With one cavil. There are several points during the race through the city where the Evil Car is ahead. The white car should’ve braked hard and gone down a side street.

Well, I said I’d do something dumb, and I did.  I got to character level 11 and dungeon level 4.  I had the whole Vampirism tree down and was getting the Sight one– I wanted to get to Laser Eyes.  Single monsters were no trouble, and even half a dozen weren’t so hard.  Then I opened a monster zoo– something like 130 monsters, which is out of control.

I had some acid flasks though, which helped thin them down… eventually ran away, then made my way back, edging toward them, using traps… in short, I cleared the room.  Only there were still 55 monsters left; they were in another room.  I could see it on the minimap.

And here’s where I made my fatal error.  I’d just cleared a roomful of monsters; I could do it again!  And if not, I had Invisibility to get away.  But this was foolish, foolish overconfidence.  I was out of acid flasks and the bombs I had were no equivalent.  But the real killer was that a monster snuck around me, blocking my exit.  I kept trying to escape, not quite grasping that there was no route.  I should have used my Sparkly skill but I was too focussed on escaping.

Oh well.  Still finding it charming.

I picked up Dungeons of Dredmor in a Steam sale. At first I wasn’t sure I liked it, but I notice I’ve played 13 hours, which means it’s doing something right.

It’s a roguelike, which means it’s like Rogue which I’ve never played, which in turn was basically D&D.  You make a character (which consists of picking a gender, setting the name, and choosing 7 skills) and head into the dungeon, where you kill stuff and find loot until you die.  Which you will.  Especially if this happens:

This is not a petting zoo

The first time I ran into a monster zoo, I used an invisibility potion and got away… then died to a single named character (i.e. a miniboss) elsewhere in the level.  Tonight I lobbed some bombs and such into the crowd to thin it out, and then ran.  I wandered around, got back to full health by killing monsters (my character is a vampire) and finally headed back to the zoo to finish it off.
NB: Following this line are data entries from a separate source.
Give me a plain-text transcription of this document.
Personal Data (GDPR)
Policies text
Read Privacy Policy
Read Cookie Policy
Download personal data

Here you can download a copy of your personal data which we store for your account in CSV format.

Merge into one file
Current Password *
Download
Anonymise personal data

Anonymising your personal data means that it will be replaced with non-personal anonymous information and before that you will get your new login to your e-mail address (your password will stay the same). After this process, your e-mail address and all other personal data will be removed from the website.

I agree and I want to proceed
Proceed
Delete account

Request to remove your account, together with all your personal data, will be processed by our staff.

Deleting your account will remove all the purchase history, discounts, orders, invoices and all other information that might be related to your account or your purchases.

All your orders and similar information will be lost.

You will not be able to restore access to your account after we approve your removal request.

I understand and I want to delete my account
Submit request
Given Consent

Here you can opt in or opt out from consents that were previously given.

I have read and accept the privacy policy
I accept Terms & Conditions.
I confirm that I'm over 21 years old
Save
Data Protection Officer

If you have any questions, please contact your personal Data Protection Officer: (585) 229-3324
Now, as you can see from the screenshot, the graphics are minimal, about 1995 level.  Also the icons for attributes and such are tiny inscrutable things, and the inventory management is primitive, and the minimap is hard to read.    But you have to forgive such things in an extreme indie game.  (It was made by about three people, IIRC.)

I’m told that the Right Way to play this sort of games is with permadeath on.  You die and you don’t respawn.  You can save at any point, but your saves are erased when you die!  This adds, you know, drama.  To encourage you to play this way, Dredmor only hands out achievements if you keep permadeath on.

The first few times I tried it this way, I died on level 1 and can’t say I liked it.  On the other hand, as the levels are random each time, it’s not that repetitive, and you do end up learning the basic system, and you can try out different skills.

I started a new game tonight, and I’m down on the third level, and there’s certainly satisfcation in being still alive, if only barely sometimes.  My chief enemy at this point is carelessness– even if I run into a monster zoo again, I’ve got potions of health and invisibility.  But it’s easy to run down your health if you run into one monster too many, or just a new aspect of the game.  Anyway, I’m trying to do the right thing and it certainly makes me more careful, but I reserve the right to go back to using saved games.

I got bored of Torchlight after an interminable number of samey levels.  But what Dredmor’s mostly got going for it is its wildly parodic sense of humor.  The early monsters at least are goofy-looking, the rooms and artefacts all have wacky names, the skill descriptions are full of jokes, and there are references to everything from Twilight to Hitchhiker’s Guide to Harry Potter.  The dungeon is equipped with vending machines, mini-fridges, and shrines to lutefisk, and it’s suggested that dwarven craftsmanship generally sucks.  Best of all, the monsters constantly complain (“Help!  I need an adult!”) or insult you.

Anyway, the normal price is $5, so it’s worth a try if you want a simple, amusing dungeon crawl.